We start by relating the area of the inscribed equilateral triangle to the radius of the circle. Let $R$ be the circumradius of the triangle (which is the radius of the circle). The area of an equilateral triangle in terms of its circumradius $R$ is given by:
$$ \text{Area} = \frac{3\sqrt{3}}{4} R^2 $$
Given that the area is $27\sqrt{3}$, we have:
$$ 27\sqrt{3} = \frac{3\sqrt{3}}{4} R^2 \Rightarrow R^2 = \frac{27 \times 4}{3} = 36 \Rightarrow R = 6 $$
The general equation of the circle is $x^2 + y^2 + 2gx + 2fy + 25 = 0$. Let the centre be $(h, k) = (-g, -f)$. Since it is in the first quadrant, $h>0$ and $k>0$.
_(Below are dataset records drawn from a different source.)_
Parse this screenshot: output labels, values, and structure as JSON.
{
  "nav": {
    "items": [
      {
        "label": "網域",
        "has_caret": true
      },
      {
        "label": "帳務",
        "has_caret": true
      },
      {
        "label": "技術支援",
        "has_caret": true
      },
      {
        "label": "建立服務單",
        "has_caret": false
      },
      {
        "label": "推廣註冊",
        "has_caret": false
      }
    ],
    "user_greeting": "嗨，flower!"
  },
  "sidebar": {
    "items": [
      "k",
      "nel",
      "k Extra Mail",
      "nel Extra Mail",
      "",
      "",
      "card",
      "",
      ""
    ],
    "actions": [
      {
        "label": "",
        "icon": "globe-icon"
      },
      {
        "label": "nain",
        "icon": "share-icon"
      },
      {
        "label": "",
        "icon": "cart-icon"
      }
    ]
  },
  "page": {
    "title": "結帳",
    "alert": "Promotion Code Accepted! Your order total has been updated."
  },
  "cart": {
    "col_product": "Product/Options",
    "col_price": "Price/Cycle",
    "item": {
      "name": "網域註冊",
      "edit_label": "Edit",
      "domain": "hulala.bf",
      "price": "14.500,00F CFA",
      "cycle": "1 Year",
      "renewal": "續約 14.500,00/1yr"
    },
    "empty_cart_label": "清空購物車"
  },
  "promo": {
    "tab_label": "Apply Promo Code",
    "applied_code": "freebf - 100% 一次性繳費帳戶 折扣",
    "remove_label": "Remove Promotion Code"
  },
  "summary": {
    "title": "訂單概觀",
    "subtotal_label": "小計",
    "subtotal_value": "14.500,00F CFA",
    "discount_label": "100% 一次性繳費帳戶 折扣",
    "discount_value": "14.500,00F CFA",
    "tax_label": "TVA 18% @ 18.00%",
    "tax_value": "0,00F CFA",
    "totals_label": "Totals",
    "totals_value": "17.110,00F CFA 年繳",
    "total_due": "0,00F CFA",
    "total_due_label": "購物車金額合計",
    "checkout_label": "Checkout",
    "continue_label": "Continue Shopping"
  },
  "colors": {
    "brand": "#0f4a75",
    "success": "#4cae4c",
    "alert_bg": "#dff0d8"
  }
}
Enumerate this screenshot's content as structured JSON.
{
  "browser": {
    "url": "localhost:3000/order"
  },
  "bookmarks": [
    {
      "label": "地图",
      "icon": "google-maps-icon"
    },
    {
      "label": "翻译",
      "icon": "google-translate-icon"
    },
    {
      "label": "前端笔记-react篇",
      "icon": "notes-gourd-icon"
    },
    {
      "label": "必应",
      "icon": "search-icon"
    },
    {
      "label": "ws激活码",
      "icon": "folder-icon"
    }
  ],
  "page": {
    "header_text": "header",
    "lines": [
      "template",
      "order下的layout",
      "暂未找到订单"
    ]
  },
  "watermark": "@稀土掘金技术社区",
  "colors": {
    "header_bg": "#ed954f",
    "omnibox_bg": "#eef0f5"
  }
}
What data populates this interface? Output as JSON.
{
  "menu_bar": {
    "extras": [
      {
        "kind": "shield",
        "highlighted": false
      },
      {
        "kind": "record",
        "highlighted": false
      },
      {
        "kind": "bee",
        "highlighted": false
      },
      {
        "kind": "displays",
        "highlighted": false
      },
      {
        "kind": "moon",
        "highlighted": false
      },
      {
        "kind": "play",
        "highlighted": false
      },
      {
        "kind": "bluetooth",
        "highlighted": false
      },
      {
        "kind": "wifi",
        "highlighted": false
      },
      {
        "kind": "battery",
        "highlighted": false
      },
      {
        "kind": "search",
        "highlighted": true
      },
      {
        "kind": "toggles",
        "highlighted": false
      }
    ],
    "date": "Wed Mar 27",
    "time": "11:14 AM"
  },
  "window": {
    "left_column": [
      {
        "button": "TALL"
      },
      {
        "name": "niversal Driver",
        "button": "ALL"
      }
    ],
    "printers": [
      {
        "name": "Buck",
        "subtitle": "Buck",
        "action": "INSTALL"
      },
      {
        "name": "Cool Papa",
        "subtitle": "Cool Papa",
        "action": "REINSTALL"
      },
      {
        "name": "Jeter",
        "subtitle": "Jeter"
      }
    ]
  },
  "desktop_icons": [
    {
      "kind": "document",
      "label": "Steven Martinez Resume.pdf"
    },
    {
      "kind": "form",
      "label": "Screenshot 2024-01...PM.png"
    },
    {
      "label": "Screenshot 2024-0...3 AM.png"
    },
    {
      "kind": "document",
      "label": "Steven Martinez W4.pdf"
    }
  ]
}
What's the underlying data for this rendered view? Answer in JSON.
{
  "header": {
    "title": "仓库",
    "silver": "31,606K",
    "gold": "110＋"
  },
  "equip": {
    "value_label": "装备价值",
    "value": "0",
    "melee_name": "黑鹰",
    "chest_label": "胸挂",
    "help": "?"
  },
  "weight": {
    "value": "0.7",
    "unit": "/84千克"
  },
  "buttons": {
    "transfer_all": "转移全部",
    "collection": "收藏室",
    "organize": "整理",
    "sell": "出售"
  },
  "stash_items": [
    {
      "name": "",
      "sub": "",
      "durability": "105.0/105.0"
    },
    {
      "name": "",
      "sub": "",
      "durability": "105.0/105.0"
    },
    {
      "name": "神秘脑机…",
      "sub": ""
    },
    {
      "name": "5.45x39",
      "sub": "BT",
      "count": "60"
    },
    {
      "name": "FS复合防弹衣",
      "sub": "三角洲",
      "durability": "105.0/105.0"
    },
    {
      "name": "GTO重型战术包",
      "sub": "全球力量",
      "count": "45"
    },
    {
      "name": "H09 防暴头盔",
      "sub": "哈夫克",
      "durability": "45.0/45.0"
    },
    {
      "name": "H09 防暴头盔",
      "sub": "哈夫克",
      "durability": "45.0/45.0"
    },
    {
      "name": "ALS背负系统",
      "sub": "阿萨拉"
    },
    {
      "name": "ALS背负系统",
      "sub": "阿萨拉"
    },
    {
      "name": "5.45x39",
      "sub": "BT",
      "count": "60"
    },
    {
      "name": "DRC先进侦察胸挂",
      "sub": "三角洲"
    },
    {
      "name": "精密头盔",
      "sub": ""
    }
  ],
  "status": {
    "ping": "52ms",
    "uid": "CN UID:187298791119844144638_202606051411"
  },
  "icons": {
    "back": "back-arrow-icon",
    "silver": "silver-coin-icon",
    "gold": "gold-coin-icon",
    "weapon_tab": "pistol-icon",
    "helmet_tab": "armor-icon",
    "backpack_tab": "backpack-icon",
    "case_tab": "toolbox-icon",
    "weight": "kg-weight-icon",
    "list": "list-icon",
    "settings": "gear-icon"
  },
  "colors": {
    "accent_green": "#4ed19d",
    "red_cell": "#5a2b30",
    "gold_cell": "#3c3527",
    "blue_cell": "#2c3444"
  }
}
The radius squared is given by $R^2 = h^2 + k^2 - c$. Here, $c = 25$. So:
$$ 36 = h^2 + k^2 - 25 \Rightarrow h^2 + k^2 = 61 $$
We are also told that the centre $(h, k)$ lies on the line $2x - y = 4$, so:
$$ 2h - k = 4 \Rightarrow k = 2h - 4 $$
Substituting $k$ into the equation $h^2 + k^2 = 61$:
$$ h^2 + (2h - 4)^2 = 61 $$
$$ h^2 + 4h^2 - 16h + 16 = 61 \Rightarrow 5h^2 - 16h - 45 = 0 $$
Solving this quadratic equation:
$$ h = \frac{16 \pm \sqrt{(-16)^2 - 4(5)(-45)}}{2(5)} = \frac{16 \pm \sqrt{256 + 900}}{10} = \frac{16 \pm \sqrt{1156}}{10} = \frac{16 \pm 34}{10} $$
Since $h>0$, we take $h = \frac{16+34}{10} = 5$. Then $k = 2(5) - 4 = 6$. The centre is $(5, 6)$ and $R = 6$.
The length of the chord of a circle intercepted by a line is $2\sqrt{R^2 - d^2}$, where $d$ is the perpendicular distance from the centre to the line. The line is $x = 1$ (or $x - 1 = 0$).
$$ d = \frac{|5 - 1|}{\sqrt{1^2 + 0^2}} = 4 $$
The length of the chord $L = 2\sqrt{6^2 - 4^2} = 2\sqrt{36 - 16} = 2\sqrt{20}$.
The square of the length of the chord is $L^2 = (2\sqrt{20})^2 = 4 \times 20 = 80$.